Sorting an n element array with O(logn) distinct elements in O(nloglogn) worst case time

O(log(log(n))) time is enough for you to do a primitive operation in a search tree with O(log(n)) elements.

Thus, maintain a balanced search tree of all the distinct elements you have seen so far. Each node in the tree additionally contains a list of all elements you have seen with that key.

Walk through the input elements one by one. For each element, try to insert it into the tree (which takes O(log log n) time). If you find you've already seen an equal element, just insert it into the auxiliary list in the already-existing node.

After traversing the entire list, walk through the tree in order, concatenating the auxiliary lists. (If you take care to insert in the auxiliary lists at the right ends, this is even a stable sort).

Simple log(N) space solution would be:

find distinct elements using balanced tree (log(n) space, n+log(n) == n time)
Than you can use this this tree to allways pick correct pivot for quicksort.

I wonder if there is log(log(N)) space solution.

Some details about using a tree:

You should be able to use a red black tree (or other type of tree based sorting algorithm) using nodes that hold both a value and a counter: maybe a tuple (n, count).

When you insert a new value you either create a new node or you increment the count of the node with the value you are adding (if a node with that value already exists).
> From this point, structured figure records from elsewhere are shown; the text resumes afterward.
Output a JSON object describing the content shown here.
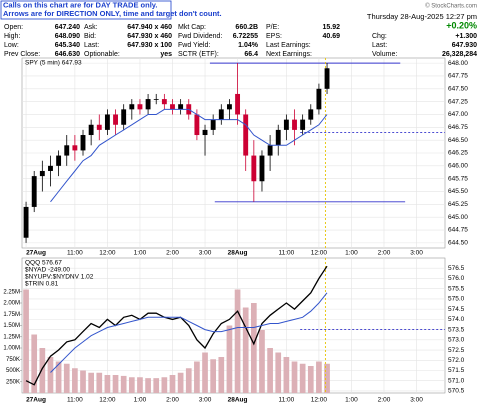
{
  "header": {
    "notice": [
      "Calls on this chart are for DAY TRADE only.",
      "Arrows are for DIRECTION ONLY, time and target don't count."
    ],
    "brand": "© StockCharts.com",
    "timestamp": "Thursday 28-Aug-2025 12:27 pm",
    "change_pct": "+0.20%",
    "quote": [
      [
        [
          "Open:",
          "647.240"
        ],
        [
          "Ask:",
          "647.940 x 460"
        ],
        [
          "Mkt Cap:",
          "660.2B"
        ],
        [
          "P/E:",
          "15.92"
        ]
      ],
      [
        [
          "High:",
          "648.090"
        ],
        [
          "Bid:",
          "647.930 x 460"
        ],
        [
          "Fwd Dividend:",
          "6.72255"
        ],
        [
          "EPS:",
          "40.69"
        ],
        [
          "Chg:",
          "+1.300"
        ]
      ],
      [
        [
          "Low:",
          "645.340"
        ],
        [
          "Last:",
          "647.930 x 100"
        ],
        [
          "Fwd Yield:",
          "1.04%"
        ],
        [
          "Last Earnings:"
        ],
        [
          "Last:",
          "647.930"
        ]
      ],
      [
        [
          "Prev Close:",
          "646.630"
        ],
        [
          "Optionable:",
          "yes"
        ],
        [
          "SCTR (ETF):",
          "66.4"
        ],
        [
          "Next Earnings:"
        ],
        [
          "Volume:",
          "26,328,284"
        ]
      ]
    ]
  },
  "chart_data": [
    {
      "type": "candlestick",
      "legend": [
        "SPY (5 min) 647.93"
      ],
      "up_color": "#000000",
      "down_color": "#cc0033",
      "ma_color": "#3355cc",
      "x": [
        0,
        1,
        2,
        3,
        4,
        5,
        6,
        7,
        8,
        9,
        10,
        11,
        12,
        13,
        14,
        15,
        16,
        17,
        18,
        19,
        20,
        21,
        22,
        23,
        24,
        25,
        26,
        27,
        28,
        29,
        30,
        31,
        32,
        33,
        34,
        35,
        36,
        37
      ],
      "open": [
        644.6,
        645.2,
        645.8,
        645.9,
        646.0,
        646.2,
        646.4,
        646.3,
        646.6,
        646.8,
        646.7,
        647.0,
        646.8,
        647.1,
        647.2,
        647.1,
        647.3,
        647.3,
        647.2,
        647.1,
        647.2,
        647.0,
        646.6,
        646.7,
        646.9,
        647.1,
        647.4,
        647.0,
        646.2,
        645.7,
        646.2,
        646.4,
        646.7,
        646.9,
        646.7,
        646.9,
        647.1,
        647.5
      ],
      "high": [
        645.3,
        645.9,
        646.1,
        646.2,
        646.3,
        646.6,
        646.6,
        646.7,
        646.9,
        647.0,
        647.1,
        647.1,
        647.2,
        647.3,
        647.3,
        647.4,
        647.4,
        647.4,
        647.3,
        647.3,
        647.3,
        647.1,
        646.8,
        647.0,
        647.2,
        647.3,
        648.0,
        647.1,
        646.5,
        646.3,
        646.6,
        646.8,
        647.0,
        647.1,
        647.0,
        647.2,
        647.6,
        648.0
      ],
      "low": [
        644.5,
        645.1,
        645.5,
        645.6,
        645.8,
        646.0,
        646.1,
        646.2,
        646.4,
        646.5,
        646.6,
        646.6,
        646.7,
        646.9,
        647.0,
        647.0,
        647.2,
        647.1,
        647.0,
        647.0,
        646.9,
        646.5,
        646.2,
        646.6,
        646.8,
        646.9,
        646.8,
        645.9,
        645.3,
        645.5,
        645.9,
        646.2,
        646.5,
        646.4,
        646.6,
        646.8,
        647.0,
        647.4
      ],
      "close": [
        645.2,
        645.8,
        645.9,
        646.0,
        646.2,
        646.4,
        646.3,
        646.6,
        646.8,
        646.7,
        647.0,
        646.8,
        647.1,
        647.2,
        647.1,
        647.3,
        647.3,
        647.2,
        647.1,
        647.2,
        647.0,
        646.6,
        646.7,
        646.9,
        647.1,
        647.2,
        647.0,
        646.2,
        645.7,
        646.2,
        646.4,
        646.7,
        646.9,
        646.7,
        646.9,
        647.1,
        647.5,
        647.9
      ],
      "ma": [
        null,
        null,
        null,
        645.3,
        645.5,
        645.7,
        645.9,
        646.1,
        646.2,
        646.4,
        646.5,
        646.6,
        646.7,
        646.8,
        646.9,
        647.0,
        647.0,
        647.1,
        647.1,
        647.1,
        647.1,
        647.0,
        646.9,
        646.9,
        646.9,
        646.9,
        646.9,
        646.8,
        646.6,
        646.5,
        646.4,
        646.4,
        646.4,
        646.5,
        646.6,
        646.7,
        646.8,
        647.0
      ],
      "xlim": [
        -0.5,
        51.5
      ],
      "xticks": [
        {
          "value": 0,
          "label": "27Aug"
        },
        {
          "value": 6,
          "label": "11:00"
        },
        {
          "value": 10,
          "label": "12:00"
        },
        {
          "value": 14,
          "label": "1:00"
        },
        {
          "value": 18,
          "label": "2:00"
        },
        {
          "value": 22,
          "label": "3:00"
        },
        {
          "value": 26,
          "label": "28Aug"
        },
        {
          "value": 32,
          "label": "11:00"
        },
        {
          "value": 36,
          "label": "12:00"
        },
        {
          "value": 40,
          "label": "1:00"
        },
        {
          "value": 44,
          "label": "2:00"
        },
        {
          "value": 48,
          "label": "3:00"
        }
      ],
      "ylim": [
        644.4,
        648.1
      ],
      "yticks": [
        {
          "value": 644.5,
          "label": "644.50"
        },
        {
          "value": 644.75,
          "label": "644.75"
        },
        {
          "value": 645,
          "label": "645.00"
        },
        {
          "value": 645.25,
          "label": "645.25"
        },
        {
          "value": 645.5,
          "label": "645.50"
        },
        {
          "value": 645.75,
          "label": "645.75"
        },
        {
          "value": 646,
          "label": "646.00"
        },
        {
          "value": 646.25,
          "label": "646.25"
        },
        {
          "value": 646.5,
          "label": "646.50"
        },
        {
          "value": 646.75,
          "label": "646.75"
        },
        {
          "value": 647,
          "label": "647.00"
        },
        {
          "value": 647.25,
          "label": "647.25"
        },
        {
          "value": 647.5,
          "label": "647.50"
        },
        {
          "value": 647.75,
          "label": "647.75"
        },
        {
          "value": 648,
          "label": "648.00"
        }
      ],
      "hlines": [
        {
          "value": 648.0,
          "xrange": [
            22.6,
            46
          ],
          "color": "#3333cc",
          "dashed": false
        },
        {
          "value": 645.3,
          "xrange": [
            23.2,
            46.6
          ],
          "color": "#3333cc",
          "dashed": false
        },
        {
          "value": 646.65,
          "xrange": [
            33.7,
            51.5
          ],
          "color": "#3333cc",
          "dashed": true
        }
      ],
      "vlines": [
        {
          "value": 36.8,
          "color": "#e6c200",
          "dashed": true
        }
      ],
      "grid": true
    },
    {
      "type": "line",
      "legend": [
        "QQQ 576.67",
        "$NYAD -249.00",
        "$NYUPV:$NYDNV 1.02",
        "$TRIN 0.81"
      ],
      "line_color": "#000000",
      "ma_color": "#3355cc",
      "volume_color": "#dcb0b6",
      "x": [
        0,
        1,
        2,
        3,
        4,
        5,
        6,
        7,
        8,
        9,
        10,
        11,
        12,
        13,
        14,
        15,
        16,
        17,
        18,
        19,
        20,
        21,
        22,
        23,
        24,
        25,
        26,
        27,
        28,
        29,
        30,
        31,
        32,
        33,
        34,
        35,
        36,
        37
      ],
      "values": [
        571.0,
        570.8,
        571.6,
        572.2,
        572.5,
        572.9,
        573.0,
        573.4,
        573.8,
        573.6,
        574.0,
        573.7,
        574.1,
        574.2,
        574.0,
        574.3,
        574.3,
        574.1,
        574.0,
        574.1,
        573.7,
        573.0,
        572.6,
        573.3,
        573.8,
        574.0,
        574.4,
        573.6,
        572.8,
        573.8,
        574.2,
        574.5,
        574.8,
        574.5,
        574.9,
        575.3,
        576.0,
        576.6
      ],
      "ma": [
        null,
        null,
        null,
        571.4,
        571.8,
        572.2,
        572.6,
        572.9,
        573.2,
        573.4,
        573.6,
        573.7,
        573.8,
        573.9,
        574.0,
        574.1,
        574.1,
        574.1,
        574.1,
        574.1,
        573.9,
        573.7,
        573.5,
        573.4,
        573.4,
        573.5,
        573.6,
        573.6,
        573.6,
        573.7,
        573.8,
        573.8,
        573.9,
        574.0,
        574.1,
        574.4,
        574.8,
        575.3
      ],
      "volume": [
        2300000,
        1300000,
        1000000,
        800000,
        700000,
        650000,
        550000,
        500000,
        450000,
        450000,
        400000,
        400000,
        380000,
        350000,
        350000,
        330000,
        330000,
        350000,
        400000,
        450000,
        550000,
        700000,
        900000,
        750000,
        800000,
        1500000,
        2300000,
        1900000,
        2000000,
        1400000,
        1000000,
        900000,
        800000,
        700000,
        650000,
        600000,
        700000,
        650000
      ],
      "xlim": [
        -0.5,
        51.5
      ],
      "xticks": [
        {
          "value": 0,
          "label": "27Aug"
        },
        {
          "value": 6,
          "label": "11:00"
        },
        {
          "value": 10,
          "label": "12:00"
        },
        {
          "value": 14,
          "label": "1:00"
        },
        {
          "value": 18,
          "label": "2:00"
        },
        {
          "value": 22,
          "label": "3:00"
        },
        {
          "value": 26,
          "label": "28Aug"
        },
        {
          "value": 32,
          "label": "11:00"
        },
        {
          "value": 36,
          "label": "12:00"
        },
        {
          "value": 40,
          "label": "1:00"
        },
        {
          "value": 44,
          "label": "2:00"
        },
        {
          "value": 48,
          "label": "3:00"
        }
      ],
      "ylim": [
        570.4,
        577.0
      ],
      "yticks": [
        {
          "value": 570.5,
          "label": "570.5"
        },
        {
          "value": 571,
          "label": "571.0"
        },
        {
          "value": 571.5,
          "label": "571.5"
        },
        {
          "value": 572,
          "label": "572.0"
        },
        {
          "value": 572.5,
          "label": "572.5"
        },
        {
          "value": 573,
          "label": "573.0"
        },
        {
          "value": 573.5,
          "label": "573.5"
        },
        {
          "value": 574,
          "label": "574.0"
        },
        {
          "value": 574.5,
          "label": "574.5"
        },
        {
          "value": 575,
          "label": "575.0"
        },
        {
          "value": 575.5,
          "label": "575.5"
        },
        {
          "value": 576,
          "label": "576.0"
        },
        {
          "value": 576.5,
          "label": "576.5"
        }
      ],
      "y2lim": [
        0,
        3000000
      ],
      "y2ticks": [
        {
          "value": 250000,
          "label": "250K"
        },
        {
          "value": 500000,
          "label": "500K"
        },
        {
          "value": 750000,
          "label": "750K"
        },
        {
          "value": 1000000,
          "label": "1.00M"
        },
        {
          "value": 1250000,
          "label": "1.25M"
        },
        {
          "value": 1500000,
          "label": "1.50M"
        },
        {
          "value": 1750000,
          "label": "1.75M"
        },
        {
          "value": 2000000,
          "label": "2.00M"
        },
        {
          "value": 2250000,
          "label": "2.25M"
        }
      ],
      "hlines": [
        {
          "value": 573.5,
          "xrange": [
            33.7,
            51.5
          ],
          "color": "#3333cc",
          "dashed": true
        }
      ],
      "vlines": [
        {
          "value": 36.8,
          "color": "#e6c200",
          "dashed": true
        }
      ],
      "grid": true
    }
  ]
}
If you just increment the counter it will take you O(logH) where H is the height of the tree (to find the node), if you need to create it it will also take O(logH) to create and position the node (the constants are bigger, but it's still O(logH).

This will ensure that the tree will have no more than O(logn) values (because you have log n distinct values). This means that the insertion will take O(loglogn) and you have n insertions, so O(nloglogn).